Fruit flies to wild boars to French broom, alien species are changing Monterey County.
Silent and persistent, intruders arrive in county and disrupt natural order
Peering into a magnifying glass, Brad Oliver scans 2,000-plus small insect traps a month.
In the broken wings and inert bodies, he seeks signs of trouble to come.
"If it's suspicious, I take a closer look," said Oliver, a veteran biologist with the Monterey County Agricultural Commissioner's Office.
"It's part of my job."
Fifteen miles west in a Quonset hut-like structure on an open field at California State University, Monterey Bay, Christina McKnew works on the same perplexing problem as Oliver.
Beneath a thick plastic roofing that diffuses the direct sunlight, she tends to thousands of fledgling native plants.
McKnew and Oliver share a concern over alien species invading Monterey County.
Such species can arrive in various forms - non-native plants, insects, mammals, aquatic beings, even fungi.
They threaten crops, crowd out native plants and animals and menace public health.
Oliver checks the small traps for signs of invasive insects.

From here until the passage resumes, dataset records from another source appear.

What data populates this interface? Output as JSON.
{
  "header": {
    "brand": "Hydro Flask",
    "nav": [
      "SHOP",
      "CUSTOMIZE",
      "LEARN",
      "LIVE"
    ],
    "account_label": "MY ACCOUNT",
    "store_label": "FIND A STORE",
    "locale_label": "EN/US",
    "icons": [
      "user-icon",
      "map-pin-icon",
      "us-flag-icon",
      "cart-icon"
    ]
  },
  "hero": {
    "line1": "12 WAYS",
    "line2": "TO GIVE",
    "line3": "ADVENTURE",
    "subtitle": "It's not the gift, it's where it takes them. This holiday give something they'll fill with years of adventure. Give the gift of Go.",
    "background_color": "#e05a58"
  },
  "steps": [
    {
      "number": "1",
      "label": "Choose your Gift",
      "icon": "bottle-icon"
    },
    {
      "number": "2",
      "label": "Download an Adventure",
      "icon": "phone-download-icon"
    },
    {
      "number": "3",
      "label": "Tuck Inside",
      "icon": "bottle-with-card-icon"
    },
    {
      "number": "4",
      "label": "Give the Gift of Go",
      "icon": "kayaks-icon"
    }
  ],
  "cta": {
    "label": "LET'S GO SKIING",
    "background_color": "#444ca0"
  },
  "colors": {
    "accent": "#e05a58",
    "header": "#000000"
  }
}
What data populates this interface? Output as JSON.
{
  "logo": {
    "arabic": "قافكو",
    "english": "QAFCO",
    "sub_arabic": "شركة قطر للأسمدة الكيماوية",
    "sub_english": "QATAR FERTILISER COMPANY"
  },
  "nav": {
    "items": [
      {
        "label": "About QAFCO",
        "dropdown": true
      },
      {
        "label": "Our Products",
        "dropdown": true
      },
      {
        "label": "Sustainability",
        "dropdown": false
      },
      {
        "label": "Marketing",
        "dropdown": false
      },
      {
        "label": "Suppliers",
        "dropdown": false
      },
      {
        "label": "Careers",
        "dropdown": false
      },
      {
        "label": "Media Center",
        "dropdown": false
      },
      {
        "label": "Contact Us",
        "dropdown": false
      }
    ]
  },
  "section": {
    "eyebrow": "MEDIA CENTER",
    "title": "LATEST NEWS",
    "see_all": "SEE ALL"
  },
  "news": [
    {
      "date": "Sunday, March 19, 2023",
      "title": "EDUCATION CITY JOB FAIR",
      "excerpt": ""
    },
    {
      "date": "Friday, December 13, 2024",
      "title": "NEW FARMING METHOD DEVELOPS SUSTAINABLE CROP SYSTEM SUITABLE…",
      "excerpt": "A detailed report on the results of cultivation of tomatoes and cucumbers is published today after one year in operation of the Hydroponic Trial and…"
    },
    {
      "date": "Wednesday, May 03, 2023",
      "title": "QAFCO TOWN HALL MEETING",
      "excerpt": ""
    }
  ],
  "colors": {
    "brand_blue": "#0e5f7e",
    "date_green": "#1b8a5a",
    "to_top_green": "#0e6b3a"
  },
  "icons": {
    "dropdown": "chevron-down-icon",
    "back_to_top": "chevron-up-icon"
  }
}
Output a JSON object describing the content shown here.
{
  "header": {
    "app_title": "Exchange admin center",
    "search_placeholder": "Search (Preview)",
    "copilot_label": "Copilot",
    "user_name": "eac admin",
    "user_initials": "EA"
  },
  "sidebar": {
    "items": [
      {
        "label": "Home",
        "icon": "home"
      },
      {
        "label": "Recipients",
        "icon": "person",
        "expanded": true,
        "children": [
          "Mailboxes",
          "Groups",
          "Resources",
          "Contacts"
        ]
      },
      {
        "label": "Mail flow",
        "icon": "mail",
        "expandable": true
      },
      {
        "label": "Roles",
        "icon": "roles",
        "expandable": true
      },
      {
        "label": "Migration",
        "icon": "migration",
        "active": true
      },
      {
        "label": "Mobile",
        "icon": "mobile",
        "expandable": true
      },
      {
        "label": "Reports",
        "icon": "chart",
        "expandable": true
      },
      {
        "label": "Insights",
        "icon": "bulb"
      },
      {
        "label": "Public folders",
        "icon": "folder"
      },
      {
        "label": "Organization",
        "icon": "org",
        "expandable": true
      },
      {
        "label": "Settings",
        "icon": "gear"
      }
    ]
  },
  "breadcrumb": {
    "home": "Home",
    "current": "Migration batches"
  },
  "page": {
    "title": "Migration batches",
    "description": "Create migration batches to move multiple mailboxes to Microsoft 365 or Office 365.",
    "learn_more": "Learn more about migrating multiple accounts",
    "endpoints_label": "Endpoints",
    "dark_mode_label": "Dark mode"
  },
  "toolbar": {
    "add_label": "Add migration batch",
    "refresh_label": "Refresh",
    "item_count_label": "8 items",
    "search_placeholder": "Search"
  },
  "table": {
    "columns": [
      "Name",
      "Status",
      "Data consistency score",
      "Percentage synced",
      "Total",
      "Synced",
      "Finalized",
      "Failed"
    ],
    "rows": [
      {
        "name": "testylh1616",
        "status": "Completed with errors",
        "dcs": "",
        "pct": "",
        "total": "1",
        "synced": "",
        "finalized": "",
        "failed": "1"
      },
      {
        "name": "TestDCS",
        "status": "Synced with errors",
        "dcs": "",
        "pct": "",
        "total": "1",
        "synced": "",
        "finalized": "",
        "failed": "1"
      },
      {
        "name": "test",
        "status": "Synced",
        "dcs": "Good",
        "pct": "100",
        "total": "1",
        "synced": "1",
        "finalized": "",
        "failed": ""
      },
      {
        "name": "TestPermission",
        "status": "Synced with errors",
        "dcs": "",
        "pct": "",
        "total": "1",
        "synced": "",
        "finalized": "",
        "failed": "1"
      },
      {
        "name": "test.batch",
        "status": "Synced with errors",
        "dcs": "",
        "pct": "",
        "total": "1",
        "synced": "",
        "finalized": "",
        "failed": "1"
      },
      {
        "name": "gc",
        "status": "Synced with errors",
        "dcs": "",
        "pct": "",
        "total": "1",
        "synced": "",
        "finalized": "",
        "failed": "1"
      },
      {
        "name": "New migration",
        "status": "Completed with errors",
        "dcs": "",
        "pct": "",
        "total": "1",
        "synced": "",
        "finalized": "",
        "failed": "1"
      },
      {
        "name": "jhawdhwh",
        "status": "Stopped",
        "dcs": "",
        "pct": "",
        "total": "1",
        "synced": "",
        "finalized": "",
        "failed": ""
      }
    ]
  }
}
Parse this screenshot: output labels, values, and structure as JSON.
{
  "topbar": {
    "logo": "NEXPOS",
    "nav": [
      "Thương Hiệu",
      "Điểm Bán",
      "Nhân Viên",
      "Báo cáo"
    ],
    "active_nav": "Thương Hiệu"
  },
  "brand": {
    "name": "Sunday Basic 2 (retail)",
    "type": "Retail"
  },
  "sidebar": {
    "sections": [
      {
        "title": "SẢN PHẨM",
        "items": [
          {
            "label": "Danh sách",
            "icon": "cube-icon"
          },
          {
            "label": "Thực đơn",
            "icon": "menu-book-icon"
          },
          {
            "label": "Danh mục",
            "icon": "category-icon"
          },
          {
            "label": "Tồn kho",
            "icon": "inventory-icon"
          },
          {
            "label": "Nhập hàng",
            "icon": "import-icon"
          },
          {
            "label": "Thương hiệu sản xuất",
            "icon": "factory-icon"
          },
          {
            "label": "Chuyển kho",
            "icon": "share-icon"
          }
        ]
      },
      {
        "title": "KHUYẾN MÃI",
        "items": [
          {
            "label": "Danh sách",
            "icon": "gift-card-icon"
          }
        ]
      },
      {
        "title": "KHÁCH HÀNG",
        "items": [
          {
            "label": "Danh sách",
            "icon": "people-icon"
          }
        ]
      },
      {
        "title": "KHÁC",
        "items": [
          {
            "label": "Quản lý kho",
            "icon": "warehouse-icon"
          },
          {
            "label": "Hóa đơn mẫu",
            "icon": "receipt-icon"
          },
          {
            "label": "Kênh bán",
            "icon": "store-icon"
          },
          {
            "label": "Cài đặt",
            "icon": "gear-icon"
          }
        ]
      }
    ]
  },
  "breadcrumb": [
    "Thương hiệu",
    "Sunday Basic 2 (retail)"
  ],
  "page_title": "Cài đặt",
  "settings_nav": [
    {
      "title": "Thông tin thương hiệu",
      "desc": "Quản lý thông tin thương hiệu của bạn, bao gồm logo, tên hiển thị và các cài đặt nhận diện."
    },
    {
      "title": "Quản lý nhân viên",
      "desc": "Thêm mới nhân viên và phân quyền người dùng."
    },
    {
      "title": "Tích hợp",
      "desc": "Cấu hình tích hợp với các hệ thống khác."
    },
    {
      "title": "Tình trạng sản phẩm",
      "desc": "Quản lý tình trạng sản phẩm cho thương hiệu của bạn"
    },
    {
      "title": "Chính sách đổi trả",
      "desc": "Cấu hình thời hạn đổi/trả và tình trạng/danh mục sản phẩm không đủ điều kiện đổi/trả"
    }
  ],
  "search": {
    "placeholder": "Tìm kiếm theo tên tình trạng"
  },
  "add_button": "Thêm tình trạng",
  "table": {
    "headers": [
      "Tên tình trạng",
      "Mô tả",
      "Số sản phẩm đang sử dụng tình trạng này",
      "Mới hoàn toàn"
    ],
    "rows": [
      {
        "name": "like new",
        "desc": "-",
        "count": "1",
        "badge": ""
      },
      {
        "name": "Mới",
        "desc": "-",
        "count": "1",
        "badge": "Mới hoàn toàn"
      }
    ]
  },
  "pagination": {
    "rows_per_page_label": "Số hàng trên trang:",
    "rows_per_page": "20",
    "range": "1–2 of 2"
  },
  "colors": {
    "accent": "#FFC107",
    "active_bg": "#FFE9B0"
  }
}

McKnew, who manages greenhouses for CSUMB's Watershed Institute's Return of the Natives program, focuses on growing native plants.
Once ready, the plants are reintroduced in spots along Salinas creeks, on the former Fort Ord, behind the library in Marina and at other points degraded by alien species.
Little by little, such species encroach, often undetected, Oliver and McKnew said.
Nor does the public grasp the severity of the encroachment, they said.
That's why a nonporous inspection program at state and national borders is essential in controlling the problem, Oliver said.
"We need to monitor for these species," he said. "They're easier to control when you find them in the early stages."